– Видишь эти фрагменты сломанной кости? – сказал он, указывая на маленькие отчетливые белые пятна на негативе. Около сломанного сустава таких было три. – Если бы это был старый перелом, они бы с течением времени переместились к суставу. Рентген не показывает приметного рубцевания, но я все-таки собираюсь взглянуть.
Он подошел к телу и скальпелем произвел Т-образный надрез на коже поверх пальцевого сустава. Затем отвернул кожу и вгрызся скальпелем в розовую плоть, приговаривая:
– Нет… нет… ничего. Это посмертный перелом, Гарри. Ты думаешь, это мог сделать по неосторожности кто-то из моих людей?
– Я не знаю, – ответил Босх. – Непохоже. Сакаи сказал, он и его помощник делали все аккуратно. Я только знаю, что я этого не делал. Как случилось, что на коже нет повреждений?
– Это интересный момент. Не знаю. Каким-то образом палец оказался сломан без повреждения наружной поверхности. Я не могу ответить на этот вопрос.
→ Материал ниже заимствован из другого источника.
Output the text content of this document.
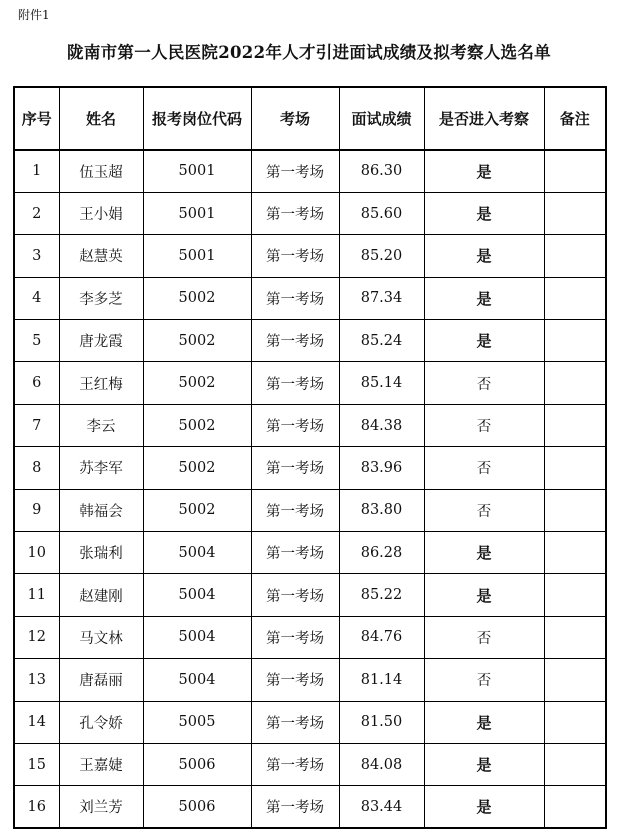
附件1
陇南市第一人民医院2022年人才引进面试成绩及拟考察人选名单
序号	姓名	报考岗位代码	考场	面试成绩	是否进入考察	备注
1	伍玉超	5001	第一考场	86.30	是	
2	王小娟	5001	第一考场	85.60	是	
3	赵慧英	5001	第一考场	85.20	是	
4	李多芝	5002	第一考场	87.34	是	
5	唐龙霞	5002	第一考场	85.24	是	
6	王红梅	5002	第一考场	85.14	否	
7	李云	5002	第一考场	84.38	否	
8	苏李军	5002	第一考场	83.96	否	
9	韩福会	5002	第一考场	83.80	否	
10	张瑞利	5004	第一考场	86.28	是	
11	赵建刚	5004	第一考场	85.22	是	
12	马文林	5004	第一考场	84.76	否	
13	唐磊丽	5004	第一考场	81.14	否	
14	孔令娇	5005	第一考场	81.50	是	
15	王嘉婕	5006	第一考场	84.08	是	
16	刘兰芳	5006	第一考场	83.44	是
Но добиться этого не так уж трудно. Просто возьми за палец и дерни вниз. При условии, что у тебя хватит на это хладнокровия. Вот так, например.
Салазар обошел вокруг стола, поднял правую руку Медоуза и рванул палец назад.
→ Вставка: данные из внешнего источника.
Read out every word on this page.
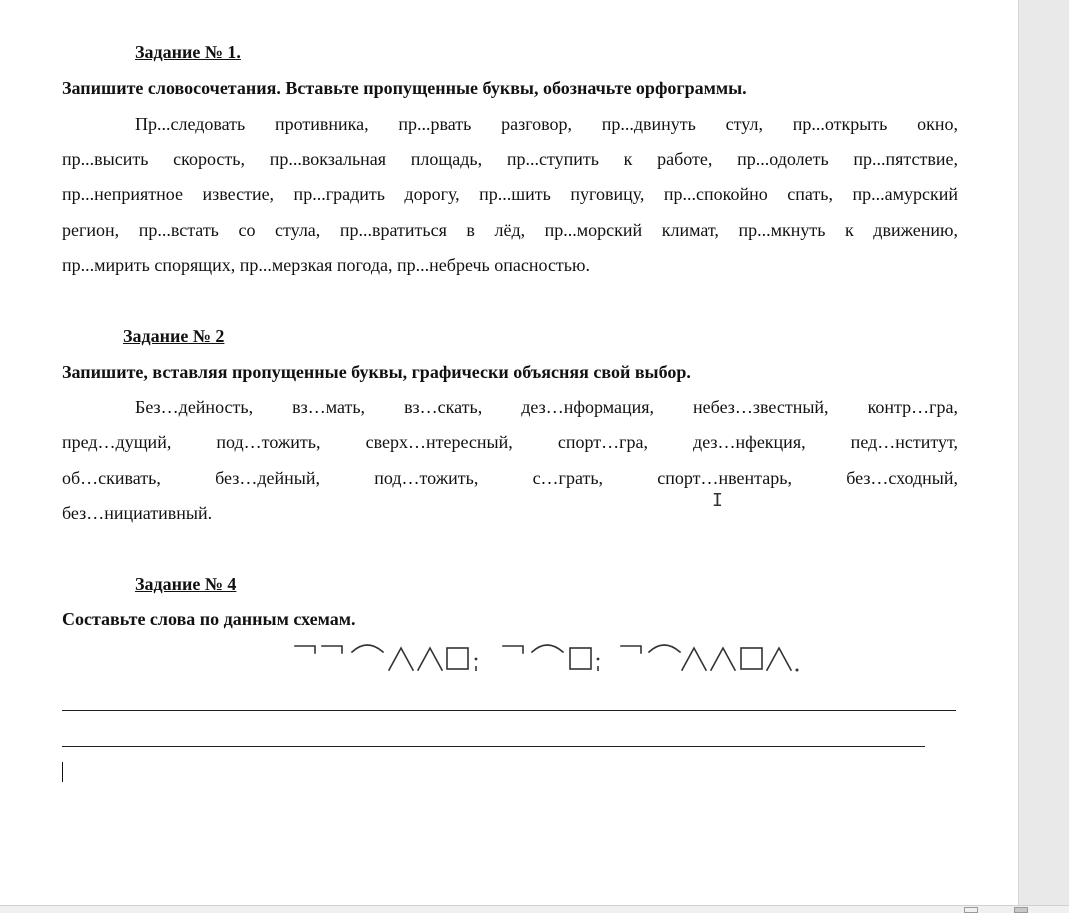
Задание № 1.
Запишите словосочетания. Вставьте пропущенные буквы, обозначьте орфограммы.
Пр...следовать противника, пр...рвать разговор, пр...двинуть стул, пр...открыть окно,
пр...высить скорость, пр...вокзальная площадь, пр...ступить к работе, пр...одолеть пр...пятствие,
пр...неприятное известие, пр...градить дорогу, пр...шить пуговицу, пр...спокойно спать, пр...амурский
регион, пр...встать со стула, пр...вратиться в лёд, пр...морский климат, пр...мкнуть к движению,
пр...мирить спорящих, пр...мерзкая погода, пр...небречь опасностью.
Задание № 2
Запишите, вставляя пропущенные буквы, графически объясняя свой выбор.
Без…дейность, вз…мать, вз…скать, дез…нформация, небез…звестный, контр…гра,
пред…дущий, под…тожить, сверх…нтересный, спорт…гра, дез…нфекция, пед…нститут,
об…скивать, без…дейный, под…тожить, с…грать, спорт…нвентарь, без…сходный,
без…нициативный.
Задание № 4
Составьте слова по данным схемам.
I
– Труднее, чем я думал, – сказал он. – Пожалуй, по пальцу ударили каким-нибудь тупым предметом. Таким, который не произвел внешнего повреждения.
Когда пятнадцать минут спустя вошел Сакаи с препаратами, вскрытие было окончено и Салазар с помощью толстого навощенного шпагата зашивал грудную клетку Медоуза. Затем воспользовался свисающим сверху шлангом, чтобы смыть с тела всевозможные обрезки и обмыть волосы. Сакаи веревкой связал ноги трупа, а руки примотал к туловищу, чтобы воспрепятствовать изменению их положения в ходе различных стадий окоченения. Босх заметил, что веревка пересекла татуировку Медоуза прямо поперек крысиной шеи.
Большим и указательным пальцем Салазар закрыл Медоузу глаза.
– Отвези его в холодильник, – сказал он помощнику. Затем продолжал, обращаясь к Босху: – Давай взглянем на срезы. Мне показалось странным, что отверстие больше, чем от обычного шприца наркомана, а местонахождение на груди необычно. Имеется только небольшое кровоизлияние. Но рана не покрылась струпьями. Так что мы говорим о том, что произошло совсем незадолго до смерти или даже во время наступления смерти. Быть может, о причине смерти, Гарри.
Салазар отнес препараты к микроскопу, который находился на стойке вроде кухонной в дальней части комнаты. Он выбрал один и положил на предметное стекло. Наклонился, чтобы взглянуть, и спустя полминуты произнес:
– Интересно.
Затем он бегло осмотрел другие срезы. Когда закончил, то вернул на предметное стекло первый препарат.
– Что ж, говоря вкратце, я удалил квадратный кусочек ткани размером дюйм на дюйм из области грудной клетки – там, где располагался этот прокол. Я сделал надрез на глубину примерно полтора дюйма. Препарат представляет собой вертикальное рассечение образца, на котором можно видеть след от отверстия. Ты следишь за моей мыслью?
Босх кивнул.
– Хорошо. Это что-то вроде того, как, взрезав яблоко, обнажить след от движения червяка. На срезе хорошо видны траектория прокола и прочие недавние воздействия или повреждения. Взгляни-ка.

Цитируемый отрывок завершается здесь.